In questo modo, però, finiamo per alimentare un’enorme rigidità mentale. Ci chiudiamo al cambiamento, che nasce proprio da quella lotta tra le convinzioni consolidate e le diverse prospettive che le mettono in discussione. Quando non vogliamo ascoltare chi non è d’accordo, facciamo del male anche a noi stessi perché ci priviamo della possibilità di crescere e ampliare la nostra prospettiva sul mondo.
Qual è l’antidoto?
La soluzione è proprio ciò a cui cerchiamo di sfuggire: il pensiero critico e il disagio che genera. Abbiamo tutti paura di ciò che può far male, ma dobbiamo accettare che il pensiero comincia inevitabilmente a far male perché ci pone direttamente davanti allo specchio e ci mostra un’immagine che non sempre ci piacerà.
La verità è che tutto ciò che ha cambiato il mondo è stato – fin dall’inizio – scomodo e per certi versi inquietante. Anche tutto ciò che provoca un salto di qualità nello sviluppo personale è scomodo, almeno all’inizio. È la base della trasformazione e della crescita.
La cultura dell’autocompiacimento ci spinge a premere il pulsante Annulla e Blocca, creando l’illusione di poter facilmente sfuggire al dolore e a ciò che ci disturba. Ma la vita va avanti. Le persone, le idee e i movimenti che “cancelliamo” continuano il loro corso. E prima o poi busseranno di nuovo alla nostra porta. Questa volta con più forza e insistenza. E non saremo preparati ad affrontarlo perché eravamo troppo occupati a negarne e ignorarne l’esistenza.

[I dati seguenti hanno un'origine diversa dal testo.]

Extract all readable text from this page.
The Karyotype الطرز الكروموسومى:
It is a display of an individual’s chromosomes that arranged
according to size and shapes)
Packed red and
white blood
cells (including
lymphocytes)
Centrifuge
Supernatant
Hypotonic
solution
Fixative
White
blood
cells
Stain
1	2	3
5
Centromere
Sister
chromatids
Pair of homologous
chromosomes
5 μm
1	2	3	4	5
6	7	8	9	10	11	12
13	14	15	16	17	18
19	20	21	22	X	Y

Se ci adattiamo alla cultura dell’autocompiacimento, entriamo in una sorta di inerzia automatica in cui ci preoccupiamo solo di occupare le nostre giornate mentre fuggiamo – inutilmente – dal dolore e da ciò che non ci piace. La consapevolezza che non possiamo sfuggire per sempre a ciò che è diverso, a ciò che ci mette a disagio e anche a ciò che ci fa soffrire può essere dolorosa, ma è fondamentale per condurre una vita significativa che scorre al ritmo del mondo che ci circonda.
Fonte:
Atienza, J. (2022) Hay una precariedad laboral que se camufla con motivación y entusiasmo. In: Ethic.